Venture capital investment in cryptocurrency companies is reportedly increasing after nearly two years of cooling.
Investment in these companies climbed to $2.4 billion during the first three months of this year, Reuters reported Monday (May 20), citing data from PitchBook.
That report frames this as a tentative signal that venture capital (VC) investors have regained interest in the crypto sector, which took in $11.1 billion from venture firms in the first quarter of 2022, when the market was flying high.
Then came the crypto sector downturn, and seven straight months of declining volumes. PitchBook’s data shows that investors poured just $1.7 billion into crypto companies in the closing quarter of 2023.
“The crypto industry is still in its early stages, and there is a lot of room for growth and innovation,” PitchBook senior analyst Robert Le wrote in a report.
“Barring any major market downturns, we expect the volume and pace of investments to continue increasing throughout the year,” he added.
As Reuters noted, the crypto sector blossomed during 2020 and 2021 due to low interest rates, only to be hit with a series of high-profile bankruptcies in 2022 that scared away investors.
But in the last year, some investors have warmed to crypto once more in the wake of the U.S. Securities and Exchange Commission’s (SEC) approval of bitcoin exchange-traded funds (ETFs) earlier this year. The price of bitcoin topped $73,000 in March, an all-time record.
That isn’t to say the crypto sector is the picture of health. This weekend also brought a report by Seeking Alpha showing that cryptocurrency spot trading cooled in April for the first time in seven months, a trend fueled by a decreasing likelihood of interest rate cuts and slower inflows into U.S.-listed spot bitcoin ETFs.

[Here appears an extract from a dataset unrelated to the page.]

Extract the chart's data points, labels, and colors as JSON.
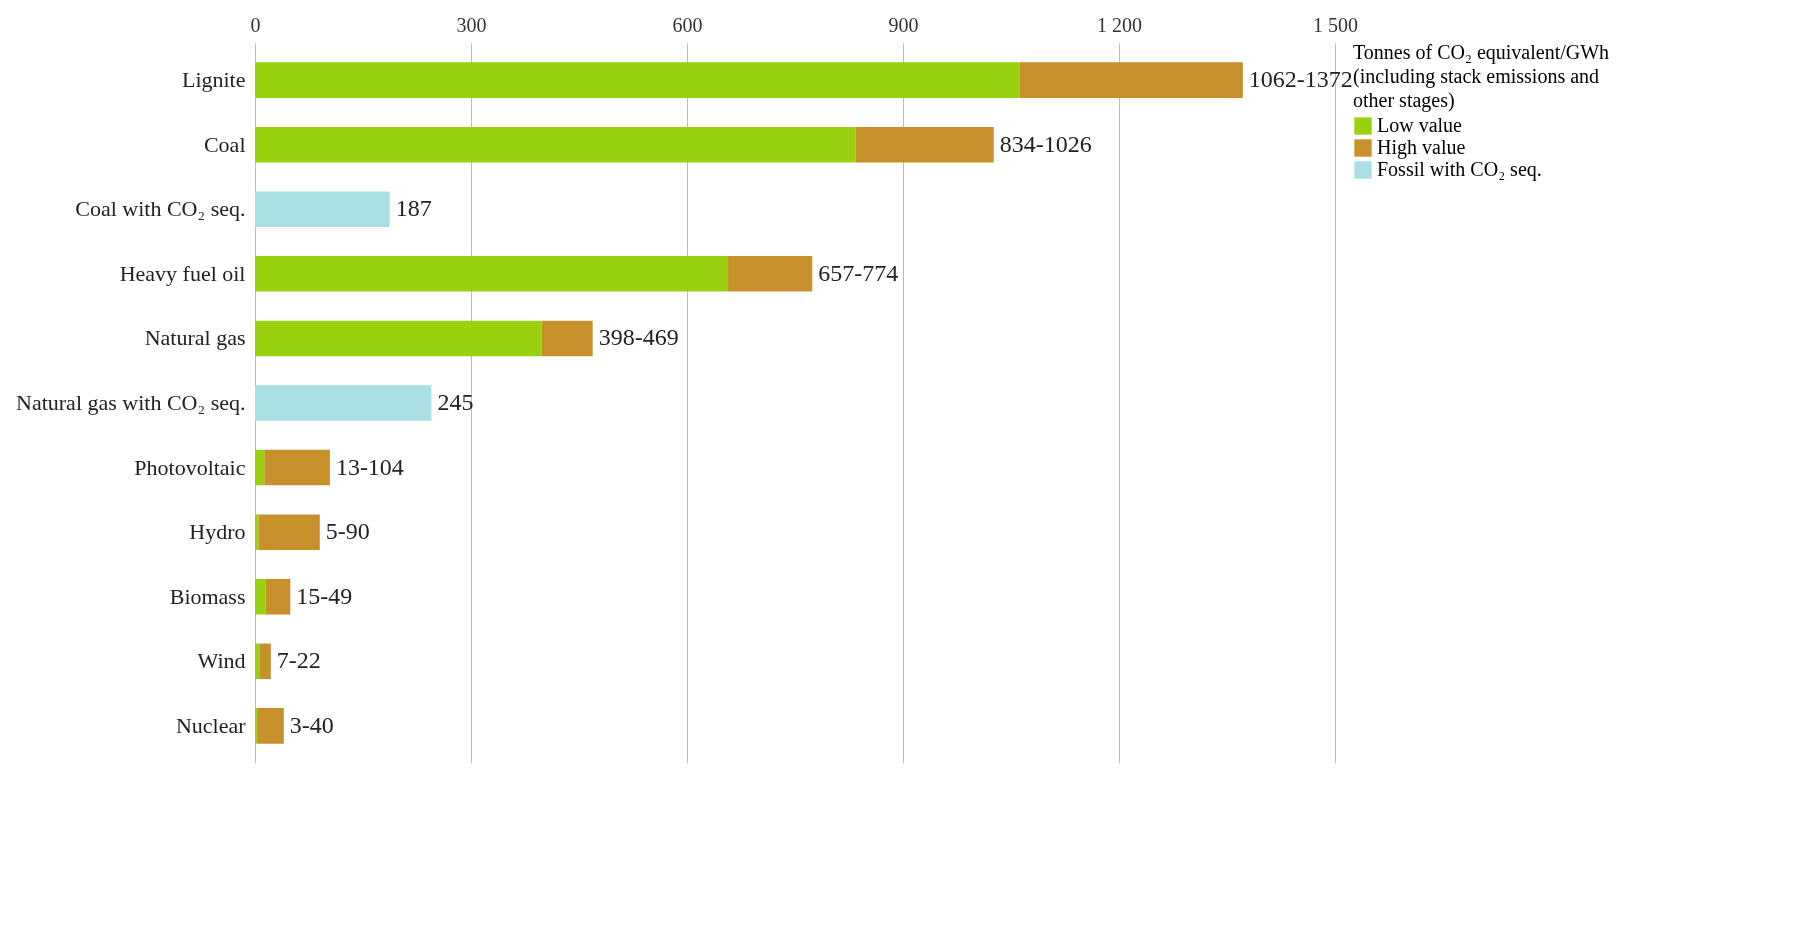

The report, citing information from CCData, said that spot market volume on exchanges such as Coinbase, Binance and Kraken dropped by 32.6% to $2.01 trillion in April, while monthly derivatives trading volume fell by 24.1% to $4.57 trillion, its first decrease in three months.
Meanwhile crypto custody firm Bakkt said last week that the SEC’s approval of bitcoin ETFs will lead institutional investors to play a larger role in the cryptocurrency trading market.
“As evidenced in our trading volumes in Q1, we’ve begun to see positive green shoots in the market and the overall demand environment improving, with more industry activity, higher coin prices and overall higher retail trading volume,” Andy Main, president and CEO of Bakkt, said during the company’s earnings call.